Northern Exposure offers task force a chance to lay out the challenges of progress
© Ty Dunham
A familiar symbol of growth in the town, traffic ceases to a halt as a truck transports a large piece of industrial equipment to a mine. A regional task force recently returned from meetings with government officials, where they talked about the challenges of dealing with growth in the area.
Labrador West finally has the ear of government thanks to the work of a regional task force.
Wabush mayor Ron Barron and Labrador City mayor Karen Oldford, along with other members of the local task force, met with government officials at the Northern Exposure 2013 conference in St. John’s to discuss the issues around growth in the area.
Barron said he came away from the meetings feeling more hopeful.
“I think government is finally buying into some of our issues here,” he told the Aurora.
Barron was particularly happy with good news for the town of Wabush and the issue of water and sewer. He says the provincial government has agreed to help fund an engineering study to determine future infrastructure needs regarding water and sewer.
“It's a major investment that will have to come and the town doesn't have that money. The government will have to step up to help us out, and the study is an important start.”
But there are still many other issues addressed by the task force, such as having more government personnel in the area.
“We need people here to deal with the issues. We only have one person with government’s ear, and they’re on overload. And you can’t deal with it from the outside, they need to be here.”
Oldford agreed, and said an environmental officer is also needed and could be sustained with everything happening in the region.
“With so much heavy industrial development going on here it’s important to be ahead of what’s happening. We have pristine wilderness we're trying to protect for our families and the future, and we're walking a tight line with development.”
Oldford said having someone permanently placed to deal with familiar issues such as oil spills would be more effective and proactive. But with talks of upcoming cuts to the provincial budget, she doesn’t expect it to be easy.
“Getting a position in place when they're looking at cutting back positions is going to be a challenge. Not to say it's impossible, but it will be a challenge.”

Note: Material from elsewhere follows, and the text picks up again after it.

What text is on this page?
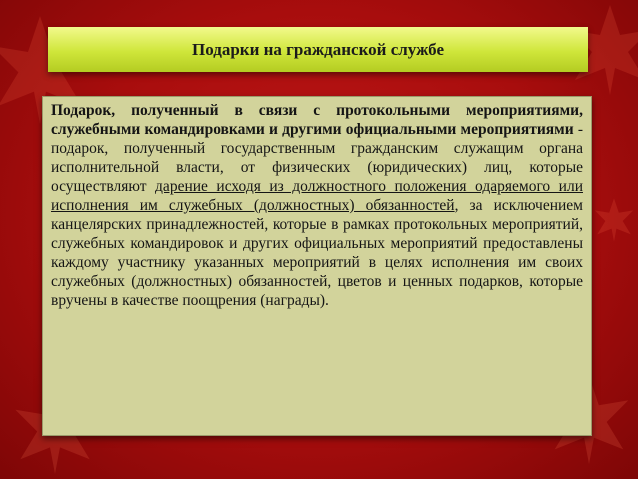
Подарки на гражданской службе

Подарок, полученный в связи с протокольными мероприятиями, служебными командировками и другими официальными мероприятиями - подарок, полученный государственным гражданским служащим органа исполнительной власти, от физических (юридических) лиц, которые осуществляют дарение исходя из должностного положения одаряемого или исполнения им служебных (должностных) обязанностей, за исключением канцелярских принадлежностей, которые в рамках протокольных мероприятий, служебных командировок и других официальных мероприятий предоставлены каждому участнику указанных мероприятий в целях исполнения им своих служебных (должностных) обязанностей, цветов и ценных подарков, которые вручены в качестве поощрения (награды).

The task force has been meeting together quarterly for the past four years, and consists of representatives from IOC, Alderon, Cliffs Natural Resources, the town of Fermont and various federal and provincial government departments — Natural Resources, Municipal Affairs, ACOA, and Innovation Trade and Rural Development. Their goal to collect as much data as possible to make the best decisions for the future, starting with a growth plan.
Oldford said developing the growth plan is difficult because there have only been two regional growth plans in the province in the past, and neither has been on such a large scale as the one being proposed for Labrador West.
The task force is closer to starting the process community consultation on the plan, which will ask local groups and individuals citizens what they see the community looking like in 20 years and what services would be needed to attract and keep families.
The task force also met with Minister Peter Penashue during his pre-budget meetings with groups in the province in late January.
With the federal Member of Parliament, and Minister for Newfoundland and Labrador, the task force raised concerns about a housing plan for the country, as well as the growth in the area, and challenged the federal government to come up with different funding models that would allow growth centers in a Northern climate to be able to get ahead despite the additional challenges.
Oldford said the Federation for Canadian Municipalities is working on the needs of municipalities across Canada by looking at having a dedicated fund to allow municipalities to meet their infrastructure needs.
“We challenged the minister to say in Northern communities like ours, especially where we're commodities driven, we need to have additional funding because anything we do costs more money.”
Perhaps the most positive aspect from the Northern Exposure conference was that more companies began to realize they can bring their expertise to Labrador, giving the communities what they need while making a profits.
Oldford said getting a sense of what is happening in Labrador is key in bringing partnerships to the region to allow growth to happen.
“If there's a new project in another part of Labrador it'll likely have an impact on Labrador West. We want to look at what those impacts may be, and the best place to go is a conference like this.”